The first thing to take note of is that CNN specifically teed up Manafort. “It could go all the way to the top,” the anchor says. “All the way to the top would be Paul Manafort.” This is, of course, patently false: The top of the Trump campaign is Donald Trump. “Do you think the buck stops with Paul Manafort on this?” Lewandowski is asked. He responds:

Well I can tell you when I was the campaign manager, the buck stopped with me and I’m sitting here with CNN now. The buck stops somewhere at the top, and what I think is at the end of the day, when you’re the convention manager you’re in charge of the convention. And so there is no detail too small, particularly when you are looking at scrutinizing the GOP nominee’s wife to give the largest speech in front of 35 million people, there is no detail you should overlook.

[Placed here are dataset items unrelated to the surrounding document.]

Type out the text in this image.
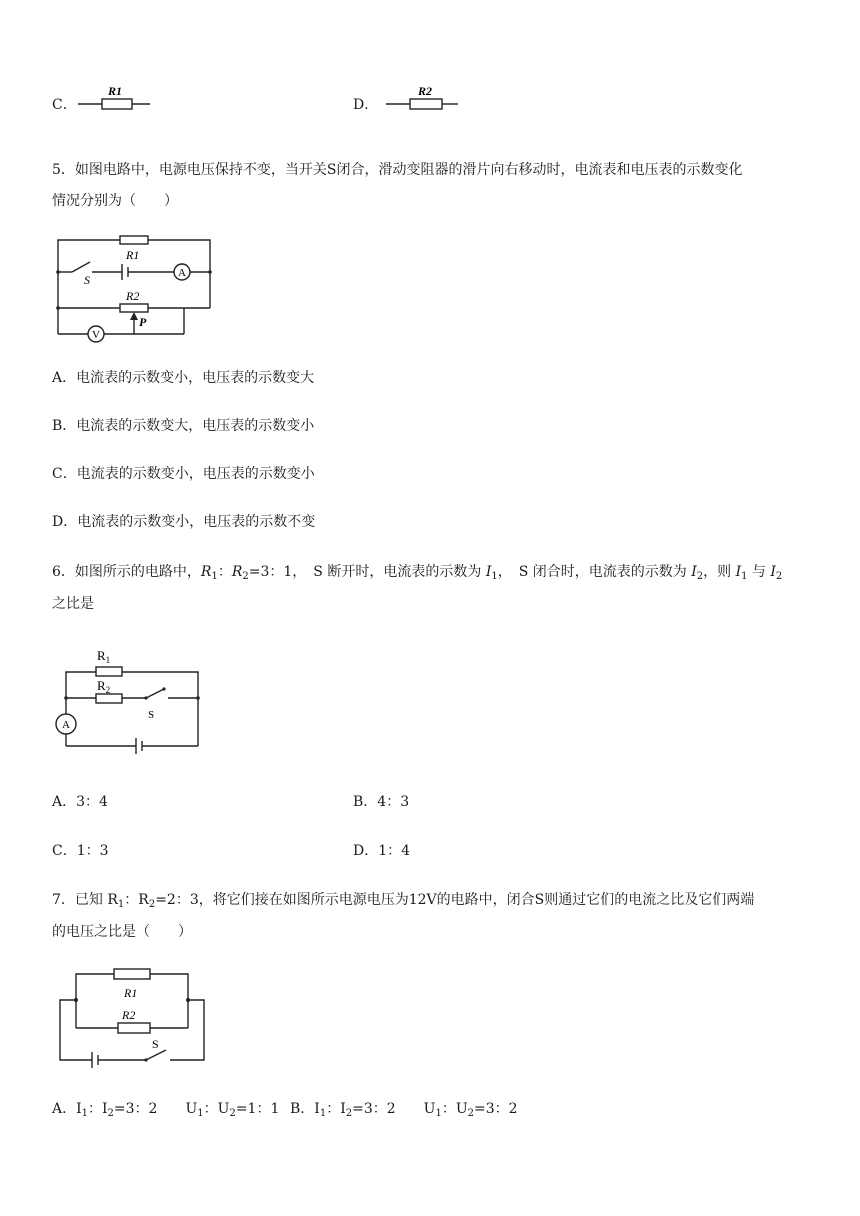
C．
R1
D．
R2
5．如图电路中，电源电压保持不变，当开关S闭合，滑动变阻器的滑片向右移动时，电流表和电压表的示数变化
情况分别为（　　）
R1
S	A
R2
P
V
A．电流表的示数变小，电压表的示数变大
B．电流表的示数变大，电压表的示数变小
C．电流表的示数变小，电压表的示数变小
D．电流表的示数变小，电压表的示数不变
6．如图所示的电路中，$R_1$：$R_2=3$：1，　S 断开时，电流表的示数为 $I_1$，　S 闭合时，电流表的示数为 $I_2$，则 $I_1$ 与 $I_2$
之比是
$R_1$
$R_2$
S
A
A．3：4	B．4：3
C．1：3	D．1：4
7．已知 $R_1$：$R_2=2$：3，将它们接在如图所示电源电压为12V的电路中，闭合S则通过它们的电流之比及它们两端
的电压之比是（　　）
R1
R2
S
A．$I_1$：$I_2=3$：2　　$U_1$：$U_2=1$：1 B．$I_1$：$I_2=3$：2　　$U_1$：$U_2=3$：2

You can see here his obvious reluctance to suggest that Donald Trump could bear any responsibility for his wife’s plagiarism. Further, Lewandowski relies on the notion that no detail is too small, but that’s intuitively untrue—there is no way a convention could ever come to be if a campaign manager had to personally vet and approve every small detail. Lewandowski is essentially arguing that Manafort should have personally Googled every line in Melania’s speech to make sure none of it had been plagiarized, which sounds nice but is patently unrealistic.

A follow-up question is asked: “Paul Manafort, you’re saying bears some responsibility?” Lewandowski replies, “I think someone at the staff level does and I think Paul is at the top of that.”

The fixation on Manafort as a proxy for Trump feels unusual—you rarely, if ever, hear Hillary Clinton’s campaign manger, Robby Mook, mentioned on TV, let alone discussed ad nauseam—but it could not have been set up any better for Lewandowski, who in the ultimate role reversal gets to play the measured, sober political insider looking down on the chaotic Trump campaign, and, oh, couldn’t they just use some accountability.

The Rickroll

Also in her speech, Melania Trump literally quoted Rick Astley’s “Never Gonna Give You Up,” saying of her husband: “He will never, ever give you up. And most importantly, he will never, ever let you down.”

She got fucking Rickrolled at the Republican National Convention! Of course it was sabotage.